Donc le jeu ne ressemble pas à la vrai vie.
Tu te trompes petit...Il y ressemble beaucoup...Tu as beaucoup à apprendre et pour apprendre il faut jouer.
Mais je ne veux pas jouer !
C'est trop tard...Tu joues depuis le début...Tout le monde joue. Mais fais attention, beaucoup de gens trichent...
Je ne veux plus jouer !
Je te l'ai dit il existe un raccourci vers la dernière case...
Conduis-y moi.
Non, je ne peux pas.
Pourquoi ?
Tu es trop jeune. Tu n'as pas encore assez joué.
Mais, c'est assez ! Je t'en prie, je ne veux plus jouer.
Pourtant, il y a 13 minutes tu voulais encore bien...Mais tu ne savais pas, c'est pour ça. Quelqu'un a triché avec toi mais maintenant tu vas pouvoir mieux jouer, maintenant que tu sais.
Je n'ai pas voulu savoir !
Tu préférais vivre dans le mensonge ?
Non , mais je ne veux pas jouer !
Tu tiens à ce point peu à ta vie ?
Je veux vivre mais pas jouer.
Je te l'ai déjà dit, tu n'as pas le choix ; la vie est le jeu.
Alors, on peux changer les règles.
Tu peux changer les règles de ton jeu mais pas celles des autres.

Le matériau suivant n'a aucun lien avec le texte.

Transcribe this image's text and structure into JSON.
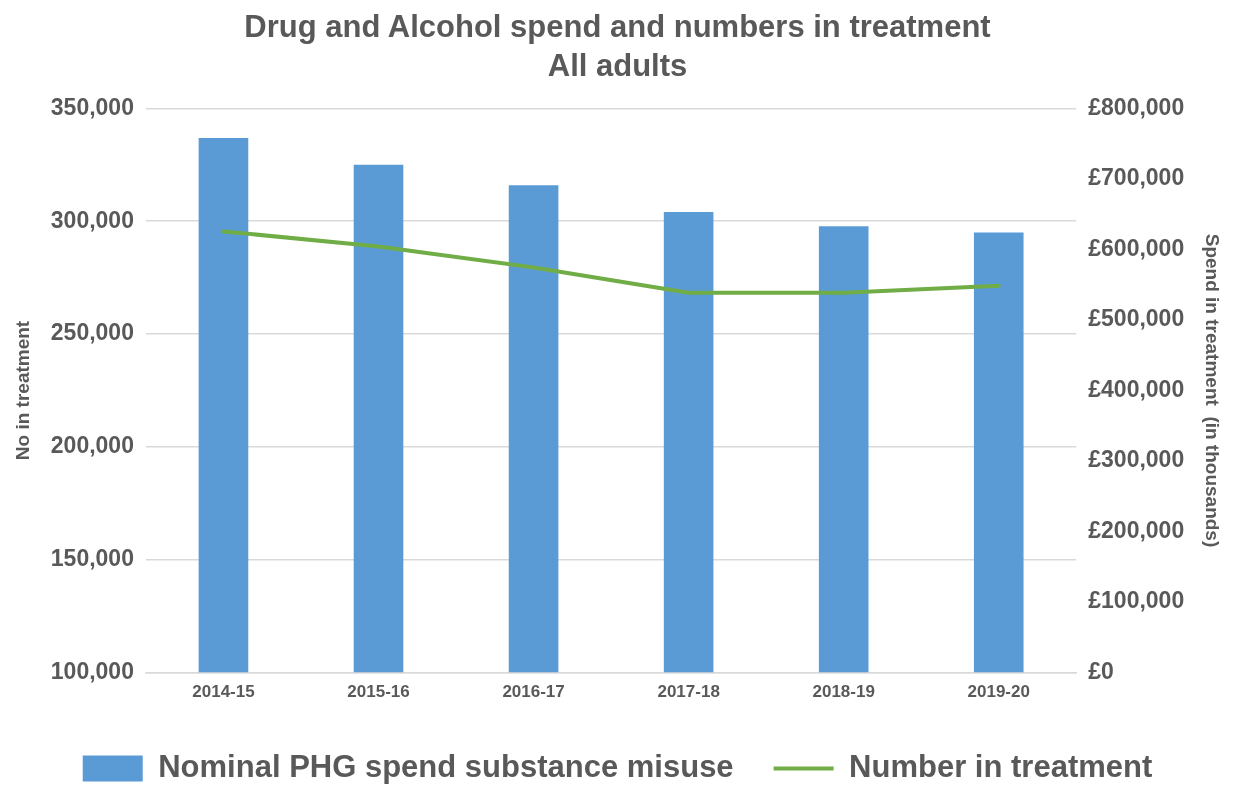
{
  "chart_data": {
    "type": "bar",
    "title": "Drug and Alcohol spend and numbers in treatment",
    "subtitle": "All adults",
    "ylabel": "No in treatment",
    "y2label": "Spend in treatment  (in thousands)",
    "categories": [
      "2014-15",
      "2015-16",
      "2016-17",
      "2017-18",
      "2018-19",
      "2019-20"
    ],
    "series": [
      {
        "name": "Nominal PHG spend substance misuse",
        "axis": "y2",
        "color": "#5b9bd5",
        "values": [
          758000,
          720000,
          691000,
          653000,
          633000,
          624000
        ]
      },
      {
        "name": "Number in treatment",
        "type": "line",
        "axis": "y",
        "color": "#70ad47",
        "values": [
          295500,
          288800,
          279500,
          268300,
          268300,
          271400
        ]
      }
    ],
    "ylim": [
      100000,
      350000
    ],
    "yticks": [
      {
        "value": 100000,
        "label": "100,000"
      },
      {
        "value": 150000,
        "label": "150,000"
      },
      {
        "value": 200000,
        "label": "200,000"
      },
      {
        "value": 250000,
        "label": "250,000"
      },
      {
        "value": 300000,
        "label": "300,000"
      },
      {
        "value": 350000,
        "label": "350,000"
      }
    ],
    "y2lim": [
      0,
      800000
    ],
    "y2ticks": [
      {
        "value": 0,
        "label": "£0"
      },
      {
        "value": 100000,
        "label": "£100,000"
      },
      {
        "value": 200000,
        "label": "£200,000"
      },
      {
        "value": 300000,
        "label": "£300,000"
      },
      {
        "value": 400000,
        "label": "£400,000"
      },
      {
        "value": 500000,
        "label": "£500,000"
      },
      {
        "value": 600000,
        "label": "£600,000"
      },
      {
        "value": 700000,
        "label": "£700,000"
      },
      {
        "value": 800000,
        "label": "£800,000"
      }
    ],
    "grid": "y",
    "legend": "bottom",
    "marker": "none",
    "line_style": "solid"
  }
}
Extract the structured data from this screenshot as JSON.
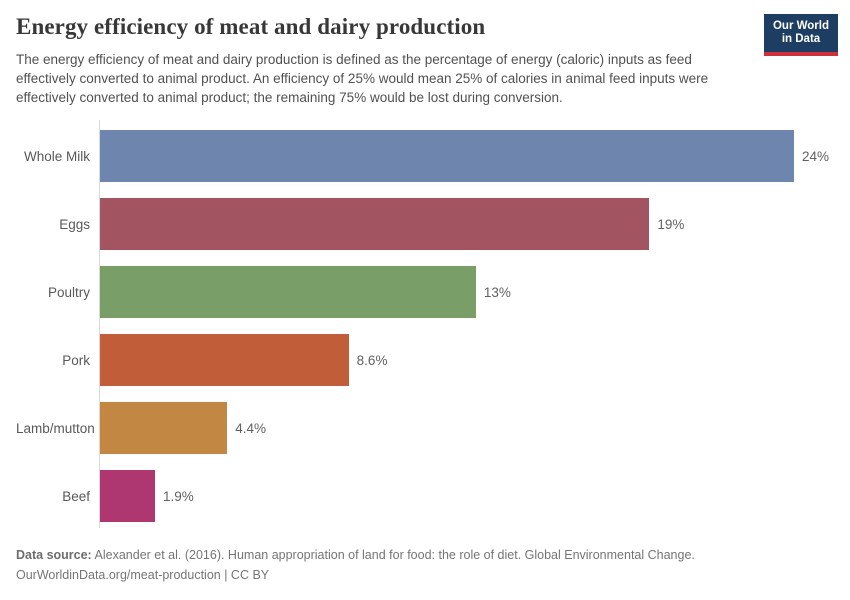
{
  "header": {
    "title": "Energy efficiency of meat and dairy production",
    "subtitle": "The energy efficiency of meat and dairy production is defined as the percentage of energy (caloric) inputs as feed effectively converted to animal product. An efficiency of 25% would mean 25% of calories in animal feed inputs were effectively converted to animal product; the remaining 75% would be lost during conversion.",
    "logo": {
      "line1": "Our World",
      "line2": "in Data"
    }
  },
  "chart_data": {
    "type": "bar",
    "orientation": "horizontal",
    "title": "Energy efficiency of meat and dairy production",
    "categories": [
      "Whole Milk",
      "Eggs",
      "Poultry",
      "Pork",
      "Lamb/mutton",
      "Beef"
    ],
    "values": [
      24,
      19,
      13,
      8.6,
      4.4,
      1.9
    ],
    "value_labels": [
      "24%",
      "19%",
      "13%",
      "8.6%",
      "4.4%",
      "1.9%"
    ],
    "unit": "%",
    "bar_colors": [
      "#6e86ae",
      "#a25560",
      "#7a9e68",
      "#c15d39",
      "#c28843",
      "#ae3671"
    ],
    "xlim": [
      0,
      24
    ],
    "grid": false,
    "legend": false
  },
  "footer": {
    "source_label": "Data source:",
    "source_text": " Alexander et al. (2016). Human appropriation of land for food: the role of diet. Global Environmental Change.",
    "link_text": "OurWorldinData.org/meat-production",
    "license_text": " | CC BY"
  },
  "colors": {
    "axis_line": "#d9d9d9",
    "title_text": "#383838",
    "subtitle_text": "#515151",
    "label_text": "#595959",
    "value_text": "#616161",
    "footer_text": "#757575",
    "logo_background": "#1d3d63",
    "logo_accent_red": "#cd303b",
    "background": "#ffffff"
  }
}
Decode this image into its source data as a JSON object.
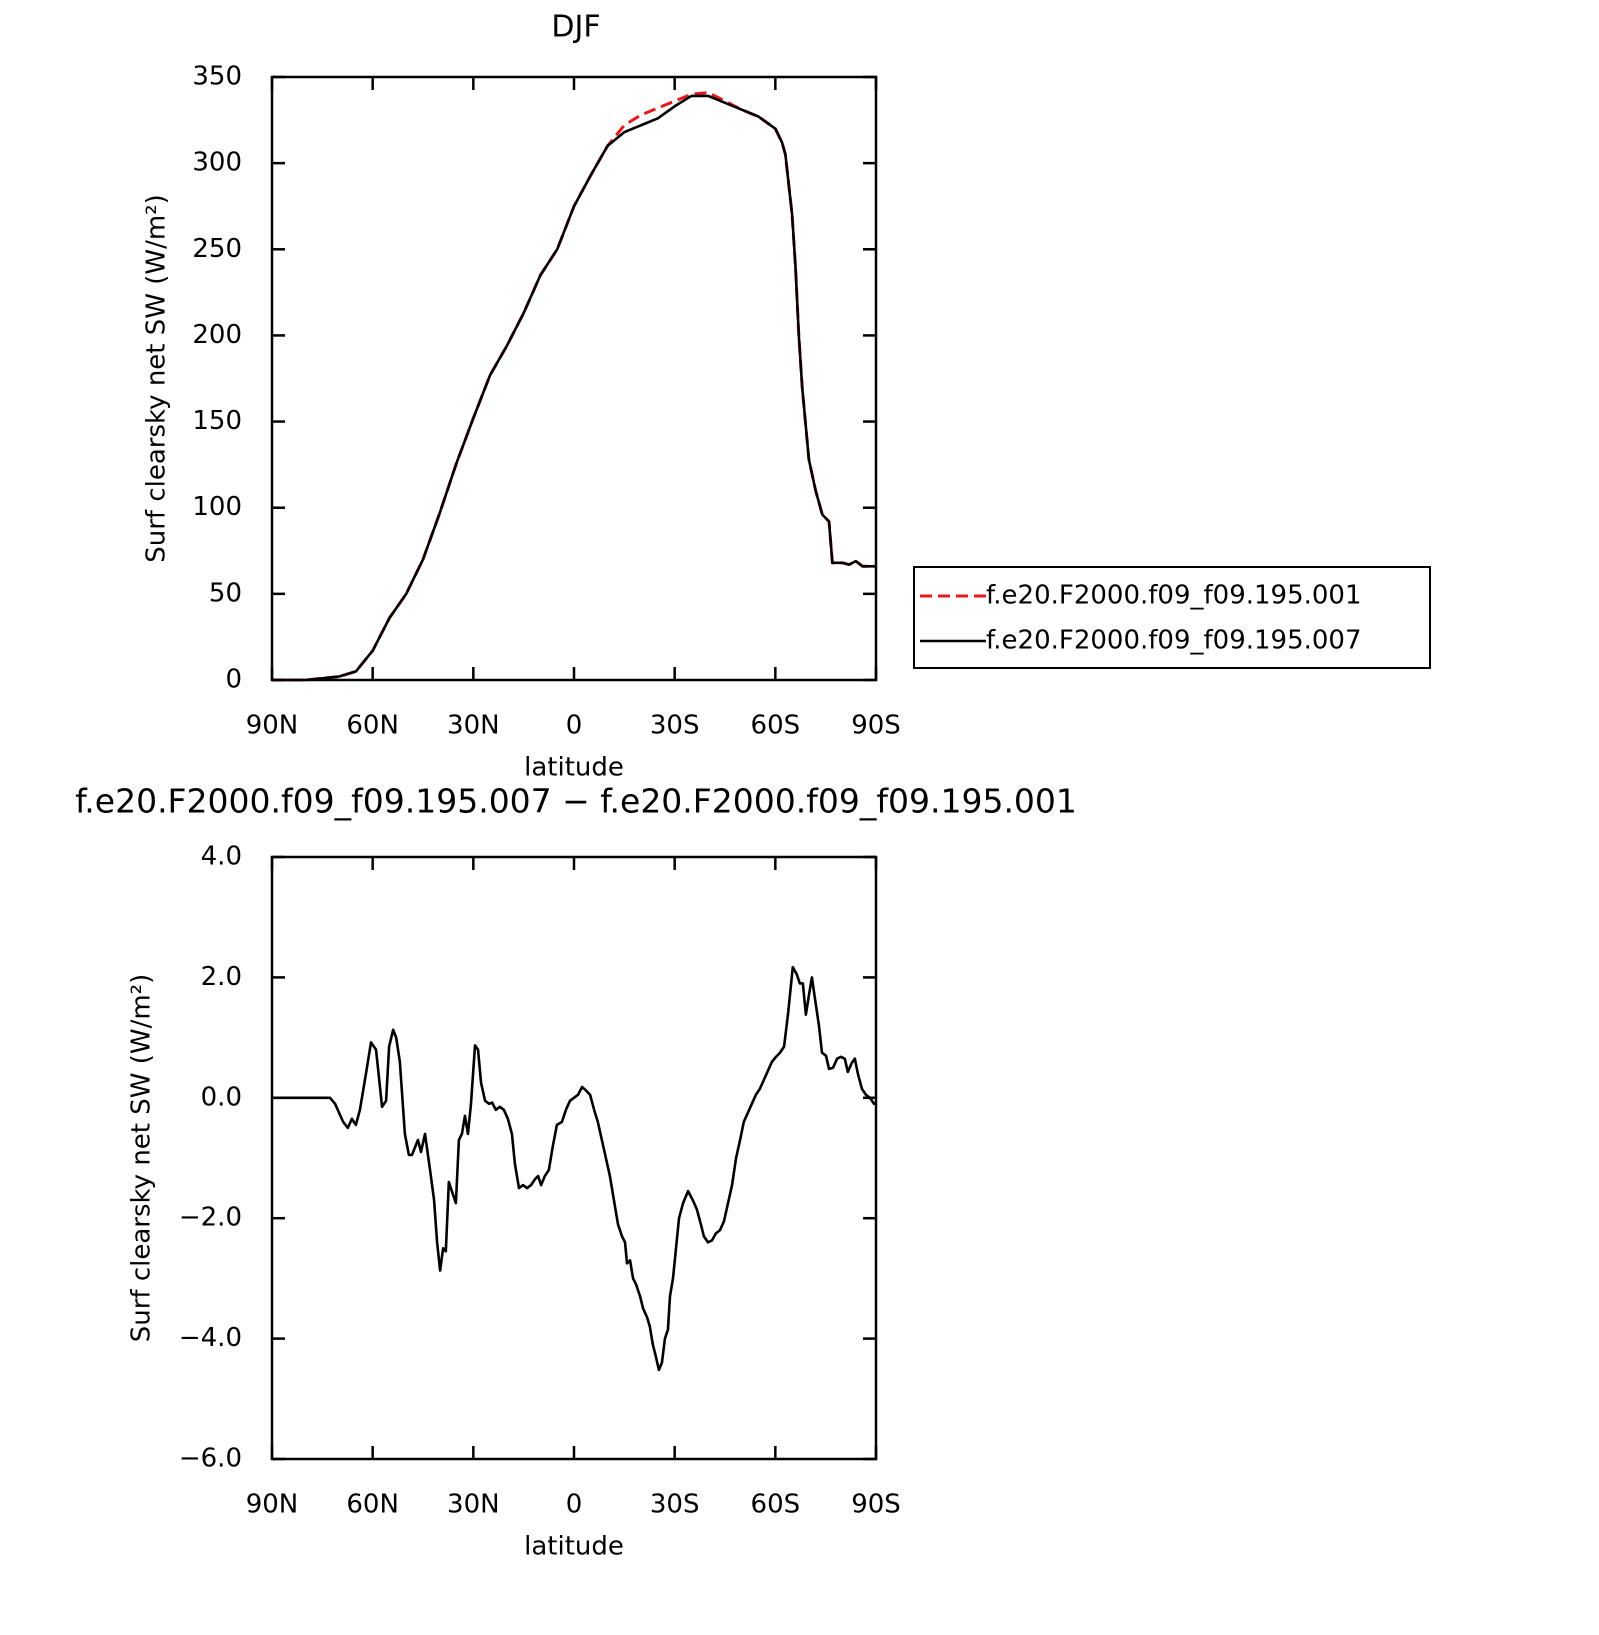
{
  "chart_data": [
    {
      "type": "line",
      "title": "DJF",
      "x_label": "latitude",
      "y_label": "Surf clearsky net SW (W/m²)",
      "x": [
        90,
        85,
        80,
        75,
        70,
        65,
        60,
        55,
        50,
        45,
        40,
        35,
        30,
        25,
        20,
        15,
        10,
        5,
        0,
        -5,
        -10,
        -15,
        -20,
        -25,
        -30,
        -35,
        -40,
        -45,
        -50,
        -55,
        -60,
        -62,
        -63,
        -65,
        -66,
        -67,
        -68,
        -70,
        -72,
        -74,
        -76,
        -77,
        -80,
        -82,
        -84,
        -86,
        -90
      ],
      "series": [
        {
          "name": "f.e20.F2000.f09_f09.195.001",
          "color": "#e41a1c",
          "dash": true,
          "values": [
            0,
            0,
            0,
            1,
            2,
            5,
            17,
            36,
            50,
            70,
            97,
            126,
            152,
            177,
            194,
            213,
            235,
            250,
            275,
            293,
            310,
            322,
            328,
            332,
            336,
            340,
            341,
            336,
            331,
            327,
            320,
            312,
            305,
            270,
            240,
            200,
            170,
            128,
            110,
            96,
            92,
            68,
            68,
            67,
            69,
            66,
            66
          ]
        },
        {
          "name": "f.e20.F2000.f09_f09.195.007",
          "color": "#000000",
          "dash": false,
          "values": [
            0,
            0,
            0,
            1,
            2,
            5,
            17,
            36,
            50,
            70,
            97,
            126,
            152,
            177,
            194,
            213,
            235,
            250,
            275,
            293,
            310,
            318,
            322,
            326,
            333,
            339,
            339,
            335,
            331,
            327,
            320,
            312,
            305,
            270,
            240,
            200,
            170,
            128,
            110,
            96,
            92,
            68,
            68,
            67,
            69,
            66,
            66
          ]
        }
      ],
      "xlim": [
        90,
        -90
      ],
      "xticks": [
        {
          "value": 90,
          "label": "90N"
        },
        {
          "value": 60,
          "label": "60N"
        },
        {
          "value": 30,
          "label": "30N"
        },
        0,
        {
          "value": -30,
          "label": "30S"
        },
        {
          "value": -60,
          "label": "60S"
        },
        {
          "value": -90,
          "label": "90S"
        }
      ],
      "ylim": [
        0,
        350
      ],
      "yticks": [
        0,
        50,
        100,
        150,
        200,
        250,
        300,
        350
      ],
      "grid": false,
      "legend": "right"
    },
    {
      "type": "line",
      "title": "f.e20.F2000.f09_f09.195.007 − f.e20.F2000.f09_f09.195.001",
      "x_label": "latitude",
      "y_label": "Surf clearsky net SW (W/m²)",
      "x": [
        90,
        85,
        80,
        75,
        72.7,
        71.2,
        68.8,
        67.4,
        66.2,
        65,
        63.8,
        62,
        60.5,
        59,
        57.2,
        56,
        55.1,
        53.9,
        53,
        51.9,
        50.4,
        49.2,
        48.3,
        46.5,
        45.6,
        44.4,
        42.9,
        41.7,
        40.8,
        39.9,
        39,
        38.2,
        37.3,
        36.4,
        35.2,
        34.3,
        33.4,
        32.5,
        31.6,
        30.7,
        29.5,
        28.6,
        27.7,
        26.5,
        25.3,
        24.4,
        23.3,
        22.1,
        20.9,
        19.7,
        18.5,
        17.6,
        16.4,
        15.2,
        14,
        12.8,
        11.6,
        10.7,
        9.8,
        8.7,
        7.5,
        6.3,
        5.1,
        3.6,
        2.4,
        1.2,
        0,
        -1.2,
        -2.4,
        -3.6,
        -4.8,
        -6,
        -7.1,
        -8.3,
        -9.5,
        -10.7,
        -11.9,
        -13.1,
        -14.3,
        -15.2,
        -15.8,
        -16.7,
        -17.6,
        -18.5,
        -19.7,
        -20.6,
        -21.8,
        -22.6,
        -23.5,
        -24.4,
        -25.3,
        -26.2,
        -27.1,
        -28,
        -28.6,
        -29.5,
        -30.4,
        -31.3,
        -32.5,
        -34,
        -35.4,
        -36.6,
        -37.8,
        -38.7,
        -39.9,
        -41.1,
        -42.3,
        -43.5,
        -44.7,
        -45.9,
        -47.1,
        -48.3,
        -49.5,
        -50.6,
        -51.8,
        -53,
        -54.2,
        -55.4,
        -56.6,
        -57.8,
        -59,
        -60.2,
        -61.4,
        -62.6,
        -63.8,
        -65.2,
        -66.4,
        -67.3,
        -68.2,
        -69.1,
        -70,
        -70.9,
        -71.8,
        -73,
        -73.9,
        -75.1,
        -76,
        -77.2,
        -78.4,
        -79.5,
        -80.7,
        -81.6,
        -82.8,
        -83.7,
        -84.6,
        -85.8,
        -87,
        -88.2,
        -89.4,
        -90
      ],
      "series": [
        {
          "color": "#000000",
          "dash": false,
          "values": [
            0,
            0,
            0,
            0,
            0,
            -0.1,
            -0.4,
            -0.5,
            -0.35,
            -0.45,
            -0.2,
            0.4,
            0.92,
            0.8,
            -0.15,
            -0.05,
            0.85,
            1.13,
            1.0,
            0.6,
            -0.6,
            -0.95,
            -0.95,
            -0.7,
            -0.9,
            -0.6,
            -1.2,
            -1.7,
            -2.4,
            -2.87,
            -2.5,
            -2.55,
            -1.4,
            -1.55,
            -1.75,
            -0.7,
            -0.6,
            -0.3,
            -0.6,
            -0.1,
            0.87,
            0.8,
            0.25,
            -0.05,
            -0.1,
            -0.08,
            -0.2,
            -0.15,
            -0.2,
            -0.35,
            -0.6,
            -1.1,
            -1.5,
            -1.45,
            -1.5,
            -1.45,
            -1.35,
            -1.3,
            -1.45,
            -1.3,
            -1.2,
            -0.8,
            -0.45,
            -0.4,
            -0.2,
            -0.05,
            0,
            0.05,
            0.18,
            0.12,
            0.05,
            -0.2,
            -0.4,
            -0.7,
            -1.0,
            -1.3,
            -1.7,
            -2.1,
            -2.3,
            -2.4,
            -2.75,
            -2.7,
            -3.0,
            -3.1,
            -3.3,
            -3.5,
            -3.65,
            -3.8,
            -4.1,
            -4.3,
            -4.52,
            -4.4,
            -4.0,
            -3.85,
            -3.3,
            -3.0,
            -2.5,
            -2.0,
            -1.75,
            -1.55,
            -1.7,
            -1.85,
            -2.1,
            -2.3,
            -2.4,
            -2.37,
            -2.25,
            -2.2,
            -2.05,
            -1.75,
            -1.45,
            -1.0,
            -0.7,
            -0.4,
            -0.25,
            -0.1,
            0.05,
            0.15,
            0.3,
            0.45,
            0.6,
            0.68,
            0.75,
            0.85,
            1.4,
            2.17,
            2.05,
            1.9,
            1.9,
            1.38,
            1.7,
            2.0,
            1.65,
            1.2,
            0.75,
            0.7,
            0.48,
            0.5,
            0.65,
            0.68,
            0.65,
            0.43,
            0.58,
            0.65,
            0.4,
            0.15,
            0.05,
            0,
            -0.1,
            -0.08
          ]
        }
      ],
      "xlim": [
        90,
        -90
      ],
      "xticks": [
        {
          "value": 90,
          "label": "90N"
        },
        {
          "value": 60,
          "label": "60N"
        },
        {
          "value": 30,
          "label": "30N"
        },
        0,
        {
          "value": -30,
          "label": "30S"
        },
        {
          "value": -60,
          "label": "60S"
        },
        {
          "value": -90,
          "label": "90S"
        }
      ],
      "ylim": [
        -6,
        4
      ],
      "yticks": [
        {
          "value": -6,
          "label": "−6.0"
        },
        {
          "value": -4,
          "label": "−4.0"
        },
        {
          "value": -2,
          "label": "−2.0"
        },
        {
          "value": 0,
          "label": "0.0"
        },
        {
          "value": 2,
          "label": "2.0"
        },
        {
          "value": 4,
          "label": "4.0"
        }
      ],
      "grid": false
    }
  ]
}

Mais nous jouons tous dans le même jeu, nous devons avoir les mêmes règles...
Malheureusement, ce n'est pas si facile...et ça ne le sera jamais...
Joue avec moi alors. Tu pourras m'aider.
Non, je ne peux pas ; dans ce jeu, c'est chacun de son côté.
Mais j'ai peur !
Ne t'inquiète pas, il arrive qu'entre deux obstacles tu tombes dans un case de bonheur. Mais je veux te donner un conseil ; ne calcule jamais et ne regarde pas en arrière.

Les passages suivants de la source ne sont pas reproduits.